May 29, 2009

Google's Blogger Challenge: Win the Marathon and Don't Bonk.

Sometimes I feel like I am a rarity in the tech blogging world, considering I haven't moved away from the Blogger platform and onto the more frequently celebrated, higher geek cred option, WordPress. In fact, I'm such an oddity that I am not even on the newest version of Blogger. I still cling to the "Old" Blogger and post my stories using FTP, as it's something that has worked for me for the better part of three and a half years. But while I haven't made the switch, many have - falling in love with WordPress' wide array of extensions and open source mentality. I've even had offers for people to help me move off Blogger to WordPress, and have, so far, resisted.

With this going on, there's no question Google's Blogger platform has a perception problem. While it is on record as the largest blogging platform on the Web today, ahead of Six Apart's TypePad, LiveJournal and WordPress, it is largely seen as not leading the innovation curve - even if mommybloggers (like my wife) use it and love it.

Some aspects of Blogger feel like they haven't changed in maybe five years, and surprisingly, that perception is actually true. Today I had lunch at Google Headquarters with Rick Klau, who is a Product Manager on the Blogger team at Google, and we talked at length about the current state of the platform, as well as what is planned in upcoming releases to help the product become even more on par, and in some cases, ahead of the competition. He said that for the most part, Google has just "kept the product alive" in maintenance mode, not adding too many features. Meanwhile a good number of the features being tested in the product's "Draft" area, similar to Google Labs, are unknown to the majority of the product's users.

But even in keeping the product going, there's been a tremendous amount of effort from people Rick said were "working their butts off". He wrote me in an e-mail after our lunch, saying, "There's been a ton of largely invisible innovation over the last few years - things that don't get seen because they just work, but enable the massive scale at which Blogger operates."

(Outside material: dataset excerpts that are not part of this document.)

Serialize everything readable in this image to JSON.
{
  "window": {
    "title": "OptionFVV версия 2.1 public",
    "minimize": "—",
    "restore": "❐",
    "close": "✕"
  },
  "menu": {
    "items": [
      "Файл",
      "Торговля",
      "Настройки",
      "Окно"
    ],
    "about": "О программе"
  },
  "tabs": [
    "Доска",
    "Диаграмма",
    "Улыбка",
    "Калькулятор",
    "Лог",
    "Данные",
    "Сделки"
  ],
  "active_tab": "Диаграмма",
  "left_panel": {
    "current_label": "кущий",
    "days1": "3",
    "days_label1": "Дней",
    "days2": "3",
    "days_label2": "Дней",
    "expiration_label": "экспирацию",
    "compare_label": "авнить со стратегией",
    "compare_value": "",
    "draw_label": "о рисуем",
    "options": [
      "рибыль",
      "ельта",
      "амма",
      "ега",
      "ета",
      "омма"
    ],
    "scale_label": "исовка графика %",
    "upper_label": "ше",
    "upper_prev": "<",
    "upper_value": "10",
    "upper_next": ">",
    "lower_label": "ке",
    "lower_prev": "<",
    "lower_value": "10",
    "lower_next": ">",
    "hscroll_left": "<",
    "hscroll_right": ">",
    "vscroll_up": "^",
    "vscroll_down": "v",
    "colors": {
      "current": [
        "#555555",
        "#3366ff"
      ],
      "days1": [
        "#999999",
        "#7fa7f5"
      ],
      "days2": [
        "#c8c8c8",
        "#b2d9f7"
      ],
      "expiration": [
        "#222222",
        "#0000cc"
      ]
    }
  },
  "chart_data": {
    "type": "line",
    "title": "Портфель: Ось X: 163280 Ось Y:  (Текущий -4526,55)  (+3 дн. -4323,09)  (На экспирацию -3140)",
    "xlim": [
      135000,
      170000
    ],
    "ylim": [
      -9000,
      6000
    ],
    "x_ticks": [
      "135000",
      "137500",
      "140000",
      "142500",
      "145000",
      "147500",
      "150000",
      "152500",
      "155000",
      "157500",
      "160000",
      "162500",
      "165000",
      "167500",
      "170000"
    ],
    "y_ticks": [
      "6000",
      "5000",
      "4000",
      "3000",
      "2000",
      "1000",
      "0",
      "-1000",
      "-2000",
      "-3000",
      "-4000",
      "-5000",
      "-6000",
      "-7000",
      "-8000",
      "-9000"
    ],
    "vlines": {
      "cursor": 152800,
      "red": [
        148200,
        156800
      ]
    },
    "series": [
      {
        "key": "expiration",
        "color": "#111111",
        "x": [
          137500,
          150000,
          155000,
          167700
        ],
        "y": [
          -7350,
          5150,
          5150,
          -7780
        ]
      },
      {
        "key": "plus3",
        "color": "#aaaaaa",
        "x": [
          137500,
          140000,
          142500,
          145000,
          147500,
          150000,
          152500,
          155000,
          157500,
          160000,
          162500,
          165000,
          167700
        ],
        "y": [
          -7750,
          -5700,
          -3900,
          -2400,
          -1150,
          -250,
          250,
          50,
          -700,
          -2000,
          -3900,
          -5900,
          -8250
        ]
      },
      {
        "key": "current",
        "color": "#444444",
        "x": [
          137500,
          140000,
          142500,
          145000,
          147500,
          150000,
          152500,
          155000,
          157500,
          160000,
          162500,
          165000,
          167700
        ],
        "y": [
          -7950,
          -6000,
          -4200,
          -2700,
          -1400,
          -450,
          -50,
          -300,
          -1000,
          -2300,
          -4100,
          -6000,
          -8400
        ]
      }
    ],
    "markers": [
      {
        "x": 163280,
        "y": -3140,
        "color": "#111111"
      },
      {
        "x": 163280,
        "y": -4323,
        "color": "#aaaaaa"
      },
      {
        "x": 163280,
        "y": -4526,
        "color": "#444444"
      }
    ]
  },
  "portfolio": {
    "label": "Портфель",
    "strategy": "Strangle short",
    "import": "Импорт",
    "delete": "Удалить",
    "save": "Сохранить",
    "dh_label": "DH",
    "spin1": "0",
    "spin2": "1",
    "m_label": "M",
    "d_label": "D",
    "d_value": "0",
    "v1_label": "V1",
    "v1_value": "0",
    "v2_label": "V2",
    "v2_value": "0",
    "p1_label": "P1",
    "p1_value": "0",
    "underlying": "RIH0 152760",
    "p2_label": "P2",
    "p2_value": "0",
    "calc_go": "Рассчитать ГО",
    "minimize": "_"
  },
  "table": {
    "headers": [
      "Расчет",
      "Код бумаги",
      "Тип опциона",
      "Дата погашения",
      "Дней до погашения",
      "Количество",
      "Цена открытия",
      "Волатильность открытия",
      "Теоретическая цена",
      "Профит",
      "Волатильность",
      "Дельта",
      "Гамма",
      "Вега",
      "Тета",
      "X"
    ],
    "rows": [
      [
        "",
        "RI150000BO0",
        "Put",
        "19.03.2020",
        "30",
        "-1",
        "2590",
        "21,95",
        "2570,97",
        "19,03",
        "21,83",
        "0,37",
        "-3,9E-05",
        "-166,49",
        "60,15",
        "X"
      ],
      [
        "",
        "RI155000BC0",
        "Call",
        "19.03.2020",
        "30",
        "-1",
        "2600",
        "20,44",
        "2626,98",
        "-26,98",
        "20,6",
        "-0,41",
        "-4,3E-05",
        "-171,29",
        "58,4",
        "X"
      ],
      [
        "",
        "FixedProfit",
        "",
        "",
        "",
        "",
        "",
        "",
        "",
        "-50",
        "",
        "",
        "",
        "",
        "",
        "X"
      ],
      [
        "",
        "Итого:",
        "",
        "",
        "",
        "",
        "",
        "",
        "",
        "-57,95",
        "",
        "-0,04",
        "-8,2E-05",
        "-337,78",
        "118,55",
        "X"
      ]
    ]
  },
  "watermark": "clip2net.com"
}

Klau joined Google as part of the company's acquisition of FeedBurner in mid 2007, and since that purchase, neither FeedBurner nor Blogger have been spared the arrows from critics who recognize the value of their services, but expect more, myself included. Klau agreed with my comments this afternoon saying that users see Google as having the combination of tremendous brain power and seemingly infinite technical infrastructure resources, making any hiccups practically inexcusable. I've always said I favor the little guy over a large monolith like Google, and users are easily tweaked when products produce incorrect results or have outages that last hours - both of which I've highlighted before in darker days.

But Klau also noted the platform is under a constant around-the-clock battle with spammers and other hackers attempting distributed denial of service (DDOS) attacks and working to find ways to blast spam into comments on the millions of blogs on the Blogger platform worldwide. In fact, the Blogger team has three people in three continents around the world dedicated to keeping the sites up and the riffraff out.

To fully appreciate life as a Blogger user, Klau did the opposite of what many have done of late, moving from WordPress to the Blogger platform with his own blog. He now gets the privilege to see both the good and the bad of his product from the perspective of the company's large user base - and despite the competitive state, he sounded eager at what the future will bring, and the opportunities available, with top resources available from the Mountain View search giant, including potential integration with newly announced products elsewhere within the company.

"I feel like we're in a marathon, and I am beginning with a 10 mile headstart," Klau said. And while it may have been true that in recent years, Blogger had been sitting idly, or jogging in place to hold their position, it is clearly no longer the case now, as I learned during my talk with Klau today. The team is running again.